2. Eenzaamheid Wat is eenzaamheid? Niet iedereen verstaat daar hetzelfde onder en dat kan voor verwarring zorgen. ‘Eenzaam zijn’ en ‘alleen zijn’ bijvoorbeeld wordt heel vaak door elkaar gehaald. Hieronder de definitie die tegenwoordig het meest gangbaar is. Eenzaamheid is het subjectief ervaren van een onplezierig of ontoelaatbaar gemis aan kwaliteit van bepaalde relaties. - prof. dr. De Jong-Gierveld Uit deze definitie is een aantal dingen af te leiden. Allereerst dat het gaat om iets subjectiefs, om een gevoel. Dat is niet het geval bij het begrip ‘alleen’. Je kunt zien of iemand alleen is, maar je kunt niet zien of iemand eenzaam is. Dat kan iemand alleen zelf aangeven. Ten tweede komt in deze definitie naar voren dat het gaat om een onplezierig of ontoelaatbaar gevoel. Soms zeggen mensen: “ik vind een beetje eenzaamheid juist prettig, ik wil graag alleen zijn”. Dan gaat het – uitgaande van deze definitie – dus niet om eenzaamheid maar om sociale isolatie of ervoor kiezen om alleen te zijn. Tot slot noemt de definitie een gemis aan kwaliteit van bepaalde relaties of een gemis aan bepaalde relaties. Eenzaamheid heeft te maken met contact, met relaties. Niet alleen het aantal relaties daarin is belangrijk, maar juist en vooral ook de kwaliteit van deze relaties. Het gaat om relaties in brede zin, dus niet alleen die met een partner, maar ook met familieleden, vrienden, buren, collega’s enzovoort. Vaak wordt er onderscheid gemaakt tussen verschillende soorten eenzaamheid. Er zijn verschillende indelingen. Eén daarvan is het onderscheid tussen emotionele eenzaamheid en sociale eenzaamheid. Bij emotionele eenzaamheid mist iemand een partner of een goede vriendin, of wordt een bepaalde diepgang met een persoon gemist. Je mist iemand dichtbij, een vertrouwenspersoon waar je een goede relatie mee hebt. Bij sociale eenzaamheid gaat het om een gemis in het bredere netwerk, dus kennissen, buren, collega’s. Emotionele eenzaamheid wordt over het algemeen als ernstiger beleefd dan sociale eenzaamheid.
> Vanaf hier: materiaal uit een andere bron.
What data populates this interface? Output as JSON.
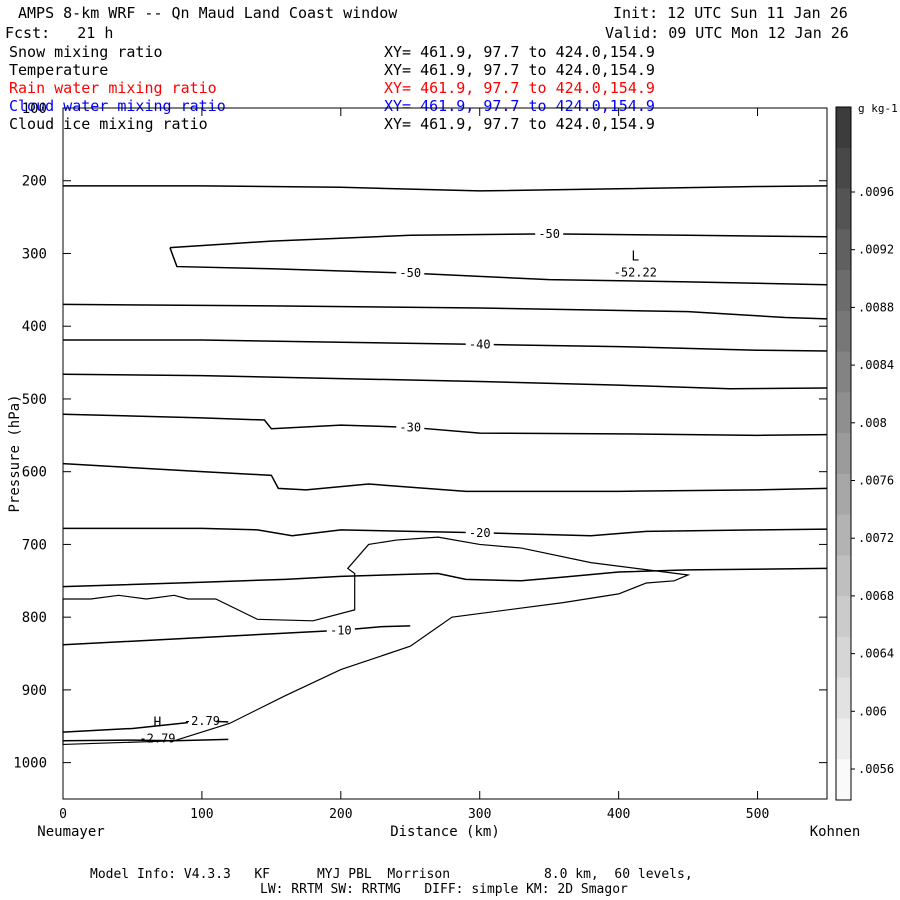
{
  "header": {
    "title": "AMPS 8-km WRF -- Qn Maud Land Coast window",
    "init": "Init: 12 UTC Sun 11 Jan 26",
    "fcst": "Fcst:   21 h",
    "valid": "Valid: 09 UTC Mon 12 Jan 26"
  },
  "fields": [
    {
      "name": "Snow mixing ratio",
      "xy": "XY= 461.9, 97.7 to 424.0,154.9",
      "color": "#000000"
    },
    {
      "name": "Temperature",
      "xy": "XY= 461.9, 97.7 to 424.0,154.9",
      "color": "#000000"
    },
    {
      "name": "Rain water mixing ratio",
      "xy": "XY= 461.9, 97.7 to 424.0,154.9",
      "color": "#ff0000"
    },
    {
      "name": "Cloud water mixing ratio",
      "xy": "XY= 461.9, 97.7 to 424.0,154.9",
      "color": "#0000ff"
    },
    {
      "name": "Cloud ice mixing ratio",
      "xy": "XY= 461.9, 97.7 to 424.0,154.9",
      "color": "#000000"
    }
  ],
  "colorbar": {
    "unit": "g kg-1",
    "labels": [
      ".0096",
      ".0092",
      ".0088",
      ".0084",
      ".008",
      ".0076",
      ".0072",
      ".0068",
      ".0064",
      ".006",
      ".0056"
    ]
  },
  "footer": {
    "line1": "Model Info: V4.3.3   KF      MYJ PBL  Morrison            8.0 km,  60 levels,",
    "line2": "LW: RRTM SW: RRTMG   DIFF: simple KM: 2D Smagor"
  },
  "chart_data": {
    "type": "contour",
    "xlabel": "Distance (km)",
    "ylabel": "Pressure (hPa)",
    "xlim": [
      0,
      550
    ],
    "ylim": [
      1050,
      100
    ],
    "xticks": [
      0,
      100,
      200,
      300,
      400,
      500
    ],
    "yticks": [
      100,
      200,
      300,
      400,
      500,
      600,
      700,
      800,
      900,
      1000
    ],
    "x_start_label": "Neumayer",
    "x_end_label": "Kohnen",
    "temperature_contours": [
      {
        "pts": [
          [
            0,
            207
          ],
          [
            100,
            207
          ],
          [
            200,
            209
          ],
          [
            300,
            214
          ],
          [
            400,
            211
          ],
          [
            500,
            208
          ],
          [
            550,
            207
          ]
        ]
      },
      {
        "label": "-50",
        "pts": [
          [
            77,
            292
          ],
          [
            150,
            283
          ],
          [
            250,
            275
          ],
          [
            350,
            273
          ],
          [
            450,
            275
          ],
          [
            550,
            277
          ]
        ]
      },
      {
        "label": "-50",
        "pts": [
          [
            77,
            292
          ],
          [
            82,
            318
          ],
          [
            150,
            321
          ],
          [
            250,
            327
          ],
          [
            350,
            336
          ],
          [
            450,
            339
          ],
          [
            550,
            343
          ]
        ]
      },
      {
        "pts": [
          [
            0,
            370
          ],
          [
            150,
            372
          ],
          [
            300,
            375
          ],
          [
            450,
            380
          ],
          [
            520,
            388
          ],
          [
            550,
            390
          ]
        ]
      },
      {
        "label": "-40",
        "pts": [
          [
            0,
            419
          ],
          [
            100,
            419
          ],
          [
            200,
            422
          ],
          [
            300,
            425
          ],
          [
            400,
            428
          ],
          [
            500,
            433
          ],
          [
            550,
            434
          ]
        ]
      },
      {
        "pts": [
          [
            0,
            466
          ],
          [
            100,
            468
          ],
          [
            200,
            472
          ],
          [
            300,
            476
          ],
          [
            400,
            481
          ],
          [
            480,
            486
          ],
          [
            550,
            485
          ]
        ]
      },
      {
        "label": "-30",
        "pts": [
          [
            0,
            521
          ],
          [
            100,
            526
          ],
          [
            145,
            529
          ],
          [
            150,
            541
          ],
          [
            200,
            536
          ],
          [
            250,
            539
          ],
          [
            300,
            547
          ],
          [
            400,
            548
          ],
          [
            500,
            550
          ],
          [
            550,
            549
          ]
        ]
      },
      {
        "pts": [
          [
            0,
            589
          ],
          [
            100,
            600
          ],
          [
            150,
            605
          ],
          [
            155,
            623
          ],
          [
            175,
            625
          ],
          [
            220,
            617
          ],
          [
            290,
            627
          ],
          [
            400,
            627
          ],
          [
            500,
            625
          ],
          [
            550,
            623
          ]
        ]
      },
      {
        "label": "-20",
        "pts": [
          [
            0,
            678
          ],
          [
            100,
            678
          ],
          [
            140,
            680
          ],
          [
            165,
            688
          ],
          [
            200,
            680
          ],
          [
            300,
            684
          ],
          [
            380,
            688
          ],
          [
            420,
            682
          ],
          [
            500,
            680
          ],
          [
            550,
            679
          ]
        ]
      },
      {
        "pts": [
          [
            0,
            758
          ],
          [
            100,
            752
          ],
          [
            160,
            748
          ],
          [
            200,
            744
          ],
          [
            250,
            741
          ],
          [
            270,
            740
          ],
          [
            290,
            748
          ],
          [
            330,
            750
          ],
          [
            360,
            745
          ],
          [
            400,
            738
          ],
          [
            450,
            735
          ],
          [
            550,
            733
          ]
        ]
      },
      {
        "label": "-10",
        "pts": [
          [
            0,
            838
          ],
          [
            80,
            830
          ],
          [
            150,
            823
          ],
          [
            200,
            818
          ],
          [
            230,
            813
          ],
          [
            250,
            812
          ]
        ]
      },
      {
        "label": "-2.79",
        "pts": [
          [
            0,
            958
          ],
          [
            50,
            953
          ],
          [
            100,
            943
          ],
          [
            119,
            944
          ]
        ]
      },
      {
        "pts": [
          [
            0,
            970
          ],
          [
            50,
            969
          ],
          [
            80,
            970
          ],
          [
            119,
            968
          ]
        ]
      }
    ],
    "terrain_outline": [
      [
        0,
        975
      ],
      [
        80,
        970
      ],
      [
        120,
        946
      ],
      [
        160,
        908
      ],
      [
        200,
        872
      ],
      [
        250,
        840
      ],
      [
        280,
        800
      ],
      [
        360,
        780
      ],
      [
        400,
        768
      ],
      [
        420,
        753
      ],
      [
        440,
        750
      ],
      [
        450,
        742
      ],
      [
        380,
        725
      ],
      [
        330,
        705
      ],
      [
        300,
        700
      ],
      [
        270,
        690
      ],
      [
        240,
        694
      ],
      [
        220,
        700
      ],
      [
        205,
        733
      ],
      [
        210,
        740
      ],
      [
        210,
        790
      ],
      [
        180,
        805
      ],
      [
        140,
        803
      ],
      [
        110,
        775
      ],
      [
        90,
        775
      ],
      [
        80,
        770
      ],
      [
        60,
        775
      ],
      [
        40,
        770
      ],
      [
        20,
        775
      ],
      [
        0,
        775
      ]
    ],
    "extrema": [
      {
        "type": "L",
        "value": "-52.22",
        "x": 412,
        "p": 321
      },
      {
        "type": "H",
        "value": "-2.79",
        "x": 68,
        "p": 961
      }
    ]
  }
}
Natuurlijk komen deze twee vormen ook gecombineerd voor, en dat is een vorm van eenzaamheid die door veel mensen als heel ernstig wordt beleefd.
3. De functie van eenzaamheid Ik houd me al vanaf 2002 bezig met het onderwerp eenzaamheid, en ik heb me eigenlijk steeds afgevraagd: waarom bestaat eenzaamheid, wat is eigenlijk de functie van eenzaamheid? Pas de afgelopen jaren heb ik daarop antwoorden gevonden.
verdiepingsstof ‘Sociaal Vitaal voor beweegdocenten’
2
Ik vind het meest aannemelijke antwoord dat eenzaamheid een signaalfunctie heeft. Vergelijk het maar met een heel ander signaal, bijvoorbeeld honger. Als je honger hebt (een fysiek signaal), dan moet je iets eten, dan moet je iets gaan doen om de lichamelijke honger tegen te gaan. Eenzaamheid kun je als een sociaal signaal zien. Eenzaamheid betekent dan: je moet contact gaan zoeken, je moet zorgen dat je contacten zich verdiepen, je moet zorgen dat je bij een groep komt. Sommige mensen gaan bij honger ongezonde dingen eten. Die keuze, want dat is het, lijkt voor de buitenwereld onlogisch. Ongeveer hetzelfde gebeurt bij sommige eenzame mensen. Ze pikken het signaal van eenzaamheid wel op, maar gaan daar op een minder handige manier mee om. Op een manier die soms zelfs hun eenzaamheid alleen maar versterkt… Hier kom ik later op terug. Het zien van de signaalfunctie van eenzaamheid heeft voor mij erg verhelderend gewerkt: eenzaamheid is niet iets wat iemand overkomt of wat nu eenmaal bestaat, maar het is een signaal dat iemand kan oppakken om er iets mee te doen.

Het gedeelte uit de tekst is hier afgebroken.